Performances will begin at 7:30 p.m. on Saturday with an additional concert at 2 p.m. on May 19 in North Hall’s Space/Place. Admission is free for UI students, $6 for youth and seniors, and $12 for the general public.
Alex Bush, a M.F.A. student in dance who helped choreograph the opening and finale portions of the piece “The Three Questions,” said working with the students is a great opportunity to teach them the basics of choreography.
“Teaching them rehearsal etiquette, ways of remembering choreography, and then watching them master that is always a lot of fun,” she said.
The choreographer, who first became involved with the UI Youth Ballet this year, said she thinks it’s important for anyone in the performing arts to be open to working with youth and understanding the value in doing so.
“I’ve always had a love for community engagement, and that’s an aspect I enjoy about the Youth Ballet,” Bush said. “I also love watching the dancers make discoveries at a young age.”
Jason Schadt, the artistic coordinator for the Youth Ballet, said that although the program’s mission is to teach dance technique to the community, it also provides opportunities for teachers to become better instructors.
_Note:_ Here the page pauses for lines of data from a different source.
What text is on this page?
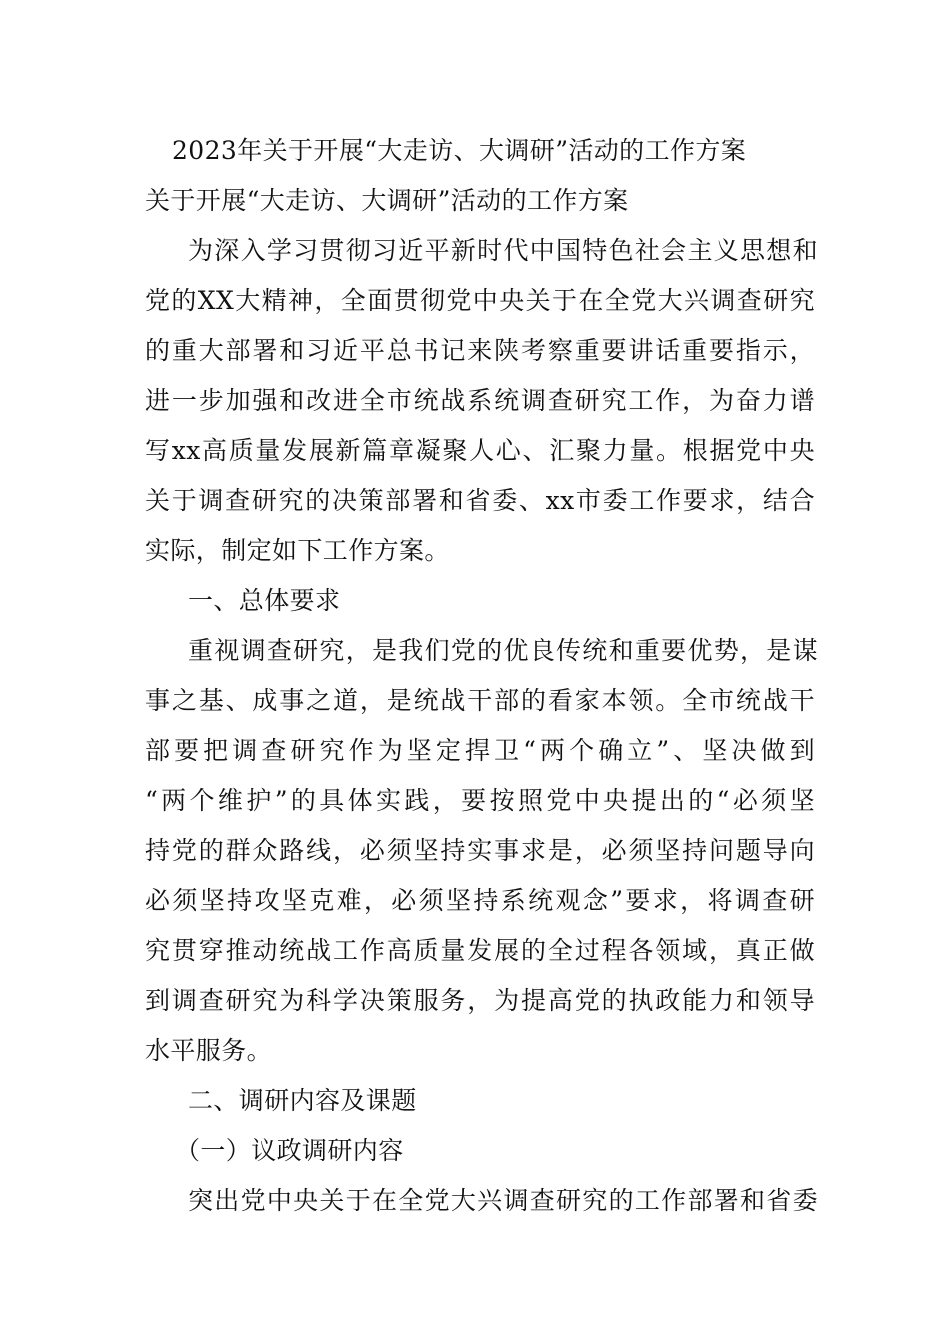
2023年关于开展“大走访、大调研”活动的工作方案
关于开展“大走访、大调研”活动的工作方案
为深入学习贯彻习近平新时代中国特色社会主义思想和
党的XX大精神，全面贯彻党中央关于在全党大兴调查研究
的重大部署和习近平总书记来陕考察重要讲话重要指示，
进一步加强和改进全市统战系统调查研究工作，为奋力谱
写xx高质量发展新篇章凝聚人心、汇聚力量。根据党中央
关于调查研究的决策部署和省委、xx市委工作要求，结合
实际，制定如下工作方案。
一、总体要求
重视调查研究，是我们党的优良传统和重要优势，是谋
事之基、成事之道，是统战干部的看家本领。全市统战干
部要把调查研究作为坚定捍卫“两个确立”、坚决做到
“两个维护”的具体实践，要按照党中央提出的“必须坚
持党的群众路线，必须坚持实事求是，必须坚持问题导向
必须坚持攻坚克难，必须坚持系统观念”要求，将调查研
究贯穿推动统战工作高质量发展的全过程各领域，真正做
到调查研究为科学决策服务，为提高党的执政能力和领导
水平服务。
二、调研内容及课题
（一）议政调研内容
突出党中央关于在全党大兴调查研究的工作部署和省委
Schadt started teaching with the Youth Ballet in 2006, when he was still in graduate school at the UI. When he took over the position of artistic coordinator, the company had undergone a lot of changes, so he worked on building a strong versatile program for the community. The numbers of enrollment grew tremendously, and this year, 70 children are involved in the spring concert.
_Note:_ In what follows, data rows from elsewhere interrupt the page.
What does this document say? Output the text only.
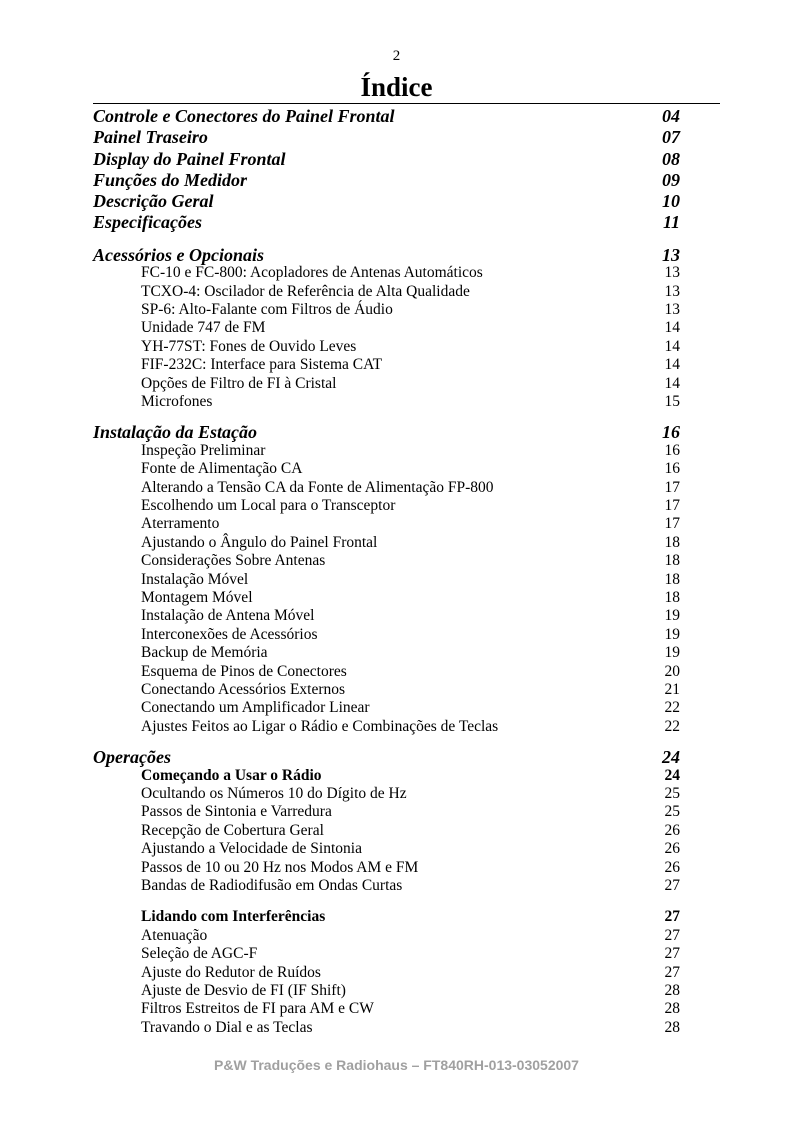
2
Índice
Controle e Conectores do Painel Frontal	04
Painel Traseiro	07
Display do Painel Frontal	08
Funções do Medidor	09
Descrição Geral	10
Especificações	11
Acessórios e Opcionais	13
FC-10 e FC-800: Acopladores de Antenas Automáticos	13
TCXO-4: Oscilador de Referência de Alta Qualidade	13
SP-6: Alto-Falante com Filtros de Áudio	13
Unidade 747 de FM	14
YH-77ST: Fones de Ouvido Leves	14
FIF-232C: Interface para Sistema CAT	14
Opções de Filtro de FI à Cristal	14
Microfones	15
Instalação da Estação	16
Inspeção Preliminar	16
Fonte de Alimentação CA	16
Alterando a Tensão CA da Fonte de Alimentação FP-800	17
Escolhendo um Local para o Transceptor	17
Aterramento	17
Ajustando o Ângulo do Painel Frontal	18
Considerações Sobre Antenas	18
Instalação Móvel	18
Montagem Móvel	18
Instalação de Antena Móvel	19
Interconexões de Acessórios	19
Backup de Memória	19
Esquema de Pinos de Conectores	20
Conectando Acessórios Externos	21
Conectando um Amplificador Linear	22
Ajustes Feitos ao Ligar o Rádio e Combinações de Teclas	22
Operações	24
Começando a Usar o Rádio	24
Ocultando os Números 10 do Dígito de Hz	25
Passos de Sintonia e Varredura	25
Recepção de Cobertura Geral	26
Ajustando a Velocidade de Sintonia	26
Passos de 10 ou 20 Hz nos Modos AM e FM	26
Bandas de Radiodifusão em Ondas Curtas	27
Lidando com Interferências	27
Atenuação	27
Seleção de AGC-F	27
Ajuste do Redutor de Ruídos	27
Ajuste de Desvio de FI (IF Shift)	28
Filtros Estreitos de FI para AM e CW	28
Travando o Dial e as Teclas	28
P&W Traduções e Radiohaus – FT840RH-013-03052007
“From my personal standpoint, I’m excited to see how the system we are developing is working,” Schadt said. “Every year, we are growing a little bit. We are becoming more and more of a solid presence in the community, and when show time comes, it clarifies that fact even more.”
Schadt choreographed two pieces for the show while maintaining his role as director of the concert.
“I’m working a lot with the students on the use of the coordination of the heads and the arms in this piece,” he said. “It’s a big part of ballet training, especially as dancers get older, it helps them to look refined and well-trained.”
Schadt’s second piece is part of the larger ballet “The Three Questions.” He describes his section as the calm before the storm and said his dancers have the specific challenge of dancing something that is more conceptual.
“I explained it to them as they are the force that drives the sidewalk,” Schadt said. “They are dancing in the warming sunlight and bringing into their bodies a sense of calm and assurance into the space that storms don’t last forever.”
This year under the direction of Joan Gonwa, the Youth Ballet added a new class called choreography improvisation in which the students created their first choreographed pieces to be performed at the concert.
Three soloists were involved in the class, in which, she said, they had the chance to create something on their own that would give voice to their movement.
“The dancers are really studying the creative process and learning to choreograph their own pieces,” Gonwa said. “They are learning composition and then using the technique they learned in all their other dance classes.”
The UI visiting professor in contemporary modern dance said the students have been disciplined and engaged throughout the creative process.
“I think these students showing their work and what they’ve learned is really special,” she said. “To have the chance to share their hard work is really what dance is all about.”
The spring concert will also include a 25 minute piece choreographed by Jennifer Weber, who wanted to choose something that would allow the students to be involved in the creative process.
“The studio was the playground, and our imaginations could take us wherever they could,” Weber said. “It isn’t a typical fairy tale; it kind of has a deeper meaning behind it, so I thought all of those things put together would be great to use as a jumping point to create a piece.”
Learning characterization was the biggest challenge for the dancers because Weber gave them a lot of freedom in which they needed to react as their character would or think as their character would.
“I think it’s been challenging for the dancers, but I think it has made it exciting because they are really invested in the piece,” Weber said. “I think over the process of working through this all spring, it has infiltrated their day-to-day life, and they are really embracing it. I think everybody is excited for it to come together because there is a magic that happens on stage with the lights and the costumes, and I think they are ready for that.”